NAB
Consumers don’t distinguish between content sent FTA or OTT
— it’s all just television. So could the way we feel about cinema be headed
this way too? The choice to watch fresh movie releases day and date in theaters
or on screens at home is here to stay at least while COVID lasts and probably
beyond.
https://amplify.nabshow.com/articles/sure-seems-like-cinema-and-streaming-can-coexist/
The numbers are starting to stack up.
The opening weekend results for Marvel Studios’ Black
Widow is the latest test case. It recorded the largest domestic box office
debut since the pandemic began and the largest domestic opening weekend
since Star Wars Episode IX: The Rise of Skywalker in December 2019,
amassing $80 million.
The film topped that with another $78 million in overseas
markets and earned another $60 million from Disney+ subscribers paying $30 (£20
in the UK) via its Premiere Access program for a cumulative $215 million.
Disney was so pleased with its hybrid cinema-SVOD strategy that in an unusual
move it issued figures for the film’s streaming performance.
The take-away is that theatrical versus streaming is no
zero-sum game. SVOD gain need not be proportionate to exhibition’s loss. Given
the right product (for Black Widow a strong female lead, action
franchise, decent reviews; see also A Quiet Place Part II) audiences favor
the chance to select whether they want to watch it on IMAX or tablet.
Strong recent box office showings clearly demonstrates an
appetite for returning to theaters.
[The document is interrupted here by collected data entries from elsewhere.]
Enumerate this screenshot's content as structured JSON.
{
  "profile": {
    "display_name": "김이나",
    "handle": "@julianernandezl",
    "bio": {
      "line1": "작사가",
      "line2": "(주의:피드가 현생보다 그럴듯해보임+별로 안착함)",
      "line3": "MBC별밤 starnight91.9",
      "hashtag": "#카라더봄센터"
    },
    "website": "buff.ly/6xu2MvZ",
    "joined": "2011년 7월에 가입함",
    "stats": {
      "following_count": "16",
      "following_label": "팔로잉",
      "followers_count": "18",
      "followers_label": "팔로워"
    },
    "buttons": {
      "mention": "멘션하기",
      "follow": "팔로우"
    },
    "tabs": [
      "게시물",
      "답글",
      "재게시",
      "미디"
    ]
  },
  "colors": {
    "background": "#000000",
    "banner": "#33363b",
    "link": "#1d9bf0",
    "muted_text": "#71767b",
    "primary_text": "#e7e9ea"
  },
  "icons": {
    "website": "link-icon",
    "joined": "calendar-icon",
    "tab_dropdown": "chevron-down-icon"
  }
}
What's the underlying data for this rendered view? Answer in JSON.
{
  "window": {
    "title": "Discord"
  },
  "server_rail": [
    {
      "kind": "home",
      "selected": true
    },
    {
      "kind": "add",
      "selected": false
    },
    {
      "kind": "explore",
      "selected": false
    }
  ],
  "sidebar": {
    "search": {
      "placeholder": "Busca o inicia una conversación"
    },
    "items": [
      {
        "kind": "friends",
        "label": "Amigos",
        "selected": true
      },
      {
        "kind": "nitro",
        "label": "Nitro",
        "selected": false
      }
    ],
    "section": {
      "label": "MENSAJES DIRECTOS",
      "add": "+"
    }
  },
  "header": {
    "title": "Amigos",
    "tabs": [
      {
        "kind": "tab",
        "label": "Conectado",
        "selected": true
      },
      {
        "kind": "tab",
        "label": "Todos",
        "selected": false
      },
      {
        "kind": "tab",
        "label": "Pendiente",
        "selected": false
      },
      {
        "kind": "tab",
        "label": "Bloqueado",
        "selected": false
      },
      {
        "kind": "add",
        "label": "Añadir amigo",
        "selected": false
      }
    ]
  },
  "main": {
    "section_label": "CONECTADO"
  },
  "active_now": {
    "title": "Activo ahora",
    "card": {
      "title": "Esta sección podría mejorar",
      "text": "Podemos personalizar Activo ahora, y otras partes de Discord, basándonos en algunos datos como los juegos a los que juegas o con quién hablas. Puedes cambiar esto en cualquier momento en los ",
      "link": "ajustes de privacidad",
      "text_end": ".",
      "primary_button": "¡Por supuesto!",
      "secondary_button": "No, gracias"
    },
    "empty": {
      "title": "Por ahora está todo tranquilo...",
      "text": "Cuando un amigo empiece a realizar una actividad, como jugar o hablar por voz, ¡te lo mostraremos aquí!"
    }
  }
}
Covid fears undoubtedly played a part in
some choosing to pay a similar amount direct to Disney at home. Audiences want
the big budget immersion of something made for cinema whether they view it on
the biggest screen or not. The studio wins both ways.
Exhibitors might argue that they miss out on vital
concessions revenue from punters staying at home. On the other hand, that Black
Widow was successfully “event-ized” as a must-see by being exhibited in
theaters surely boosted the coffers of both cinema chain and Mouse House.
Also factor in the 100+ million accounts that Disney has
amassed for Disney+ worldwide. If you’re already a subscriber it is easier to
pay for a one-off. That almost frictionless purchase is not the case with less
ubiquitous streaming platforms which may instead choose to offer new titles as
part of the bundle in order to build their base.
For example, Warner Media/Discovery’s HBO and HBO Max share
44 million subs, in part boosted by offering Godzilla vs. Kong at no
additional cost to subscribers on the day it released in theaters.
Disney has the mass to make Premium Access work. It’s not clear
that other studios do.
Netflix also offers critical mass (north of 200 million
households worldwide) but its revenue model is not dependent on theatrical.
Certain prestige titles will be given the cachet of a cinema outing to boost
Awards profile and salve the conscience of A list directors but exhibition is
not a deal breaker and Netflix remains locked out of Cannes.
Movie release and production budget strategies have been
ripped up by the pandemic. Talent agents are pondering how to give their
clients points on a picture when the traditional means of judging a film’s
performance in various windows has been smashed. Meanwhile platform owners are
in the habit of releasing streaming figures only when they have a hit. That
lack of transparency is causing havoc basis on which to value a movie going
forward.
There does seem to be symbiosis between theaters and
streaming that will see cinema bounce back, if not to pre-pandemic heights then
close to it, but the old certainties such as they were are gone for good.